Star power and adventurous programming are the hallmarks of the Provincetown International Film Festival, which runs June 12-16. Actor/writer/director John Cameron Mitchell, of “Hedwig and the Angry Inch” fame, is this year’s Filmmaker on the Edge. He’ll join John Waters in conversation June 15 at Provincetown Town Hall. Two-time Tony Award winner Judith Light will also be honored on that date, with PIFF’s Excellence in Acting Award.
Light stars in the PIFF’s closing night film, “Before You Know It” (June 16, 5 p.m., Town Hall), a family dramedy directed by Hannah Pearl Utt and written by Utt and Jen Tullock. They play sisters, Rachel (Utt) and Jackie (Tullock), who inherit from their father a struggling community theater in New York City. The young women then reunite with their long-estranged, assumed dead mother, a vain soap opera actress played by Light. Utt is scheduled to be in attendance for a post-screening discussion.
Producer and actress Jillian Bell, whose Sundance Film Festival award-winning comedy “Brittany Runs a Marathon” opens the festival (June 12, 7 p.m., Town Hall), will receive PIFF’s Next Wave Award on June 14, at noon, at the Pilgrim House where she’ll be interviewed by Vanity Fair chief film critic Richard Lawson.
The PIFF will screen Mitchell’s cult classic “Hedwig and the Angry Inch” (2001) on June 13, 9:30 p.m., at Town Hall. It was written by Cameron with composer Stephen Trask as an off-Broadway musical in 1998. For the film, Cameron reprised his starring role as the punk-rocker from East Berlin who tours the United States as she pursues the former lover/bandmate who stole her songs.
Past PIFF honorees Rob Epstein and Jeffrey Friedman will be in attendance, with two new documentaries. “Linda Ronstadt: The Sound of My Voice” (June 14 and 15, Art House) is a portrait of the singer. “State of Pride” (June 13, Waters Edge) traces the history of the LGBTQ movement during the last 50 years since Stonewall. Epstein and Friedman will discuss LGBTQ history and their films, which include the Oscar winners “The Times of Harvey Milk” (1984) and “Common Threads: Stories From the Quilt” (1989) June 16, 10:30 a.m., at Waters Edge.
Film buffs won’t want to miss “Making Montgomery Clift” (June 13, Art House; June 15, Waters Edge), a documentary about the star of such classics as “A Place in the Sun” (1951) and “From Here to Eternity” (1953). Clift, who died in 1966, at 45, was relatively out at a time when Hollywood was deeply closeted. Directed by Hillary Demmon and Clift’s nephew, Robert Clift, and rich with home movies, recordings and interviews, the film examines how two popular Clift biographies painted an inaccurate picture of the actor as tortured by his homosexuality.

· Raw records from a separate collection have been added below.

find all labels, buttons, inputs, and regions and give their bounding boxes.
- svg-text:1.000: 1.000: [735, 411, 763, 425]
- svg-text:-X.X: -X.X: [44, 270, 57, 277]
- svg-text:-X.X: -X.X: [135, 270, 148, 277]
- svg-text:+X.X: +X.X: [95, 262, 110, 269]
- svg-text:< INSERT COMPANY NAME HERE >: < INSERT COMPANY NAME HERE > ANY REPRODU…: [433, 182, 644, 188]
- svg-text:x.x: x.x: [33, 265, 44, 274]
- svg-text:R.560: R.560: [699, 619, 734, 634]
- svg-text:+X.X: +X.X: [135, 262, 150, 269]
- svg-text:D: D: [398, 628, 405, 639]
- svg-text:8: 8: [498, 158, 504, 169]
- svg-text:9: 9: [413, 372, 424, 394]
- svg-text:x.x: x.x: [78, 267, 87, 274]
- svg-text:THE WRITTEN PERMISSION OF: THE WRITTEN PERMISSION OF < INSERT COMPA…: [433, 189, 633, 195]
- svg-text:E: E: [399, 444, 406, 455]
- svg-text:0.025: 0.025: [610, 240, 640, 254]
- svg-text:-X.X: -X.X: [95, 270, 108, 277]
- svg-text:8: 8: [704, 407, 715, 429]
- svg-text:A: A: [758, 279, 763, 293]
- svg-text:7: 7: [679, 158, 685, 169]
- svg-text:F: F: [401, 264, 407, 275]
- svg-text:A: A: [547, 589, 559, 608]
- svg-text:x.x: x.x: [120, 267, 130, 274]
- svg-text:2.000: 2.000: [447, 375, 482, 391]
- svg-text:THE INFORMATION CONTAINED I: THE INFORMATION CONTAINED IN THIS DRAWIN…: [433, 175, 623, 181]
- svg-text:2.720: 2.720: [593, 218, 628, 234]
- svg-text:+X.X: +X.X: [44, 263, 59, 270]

Also of interest to cinephiles is “What She Said: The Art of Pauline Kael” (June 14 and 16, Waters Edge), director Rob Garver’s profile of the pioneering film critic for The New Yorker and her ongoing influence.
Belmont World Film observes World Refugee Month in June with three timely international films that screen Mondays at 7:30 p.m. at the West Newton Cinema, followed by discussions with experts. “Los Silencios” (June 10), from Brazilian writer-director Beatriz Seigner, centers on a family that flees rampant violence in Colombia and arrives on the small Isla de La Fantasia, where Brazil, Colombia, and Peru meet. There they struggle to survive among other refugees.
Swiss director Markus Imhoof’s “Eldorado” (June 17) draws parallels between the plight of refugees and migrants in Europe today with his family’s own experience sheltering an Italian refugee girl during World War II. The film was Switzerland’s Oscar submission for best foreign language film and won the Amnesty International Film Prize at the Berlin Film Festival. It screens with the Oscar-nominated short documentary “Lifeboat,” directed by Skye Fitzgerald, about volunteers with the German nonprofit Sea-Watch who rescue North African migrants attempting to make it across the Mediterranean. The US premiere of “To the Four Winds” (June 24) is director Michel Toesca’s documentary about the French farmer-turned-activist Cédric Herrou who assists migrants — most of them Sudanese or Eritrean and many of them women and children — cross the border from Italy into France.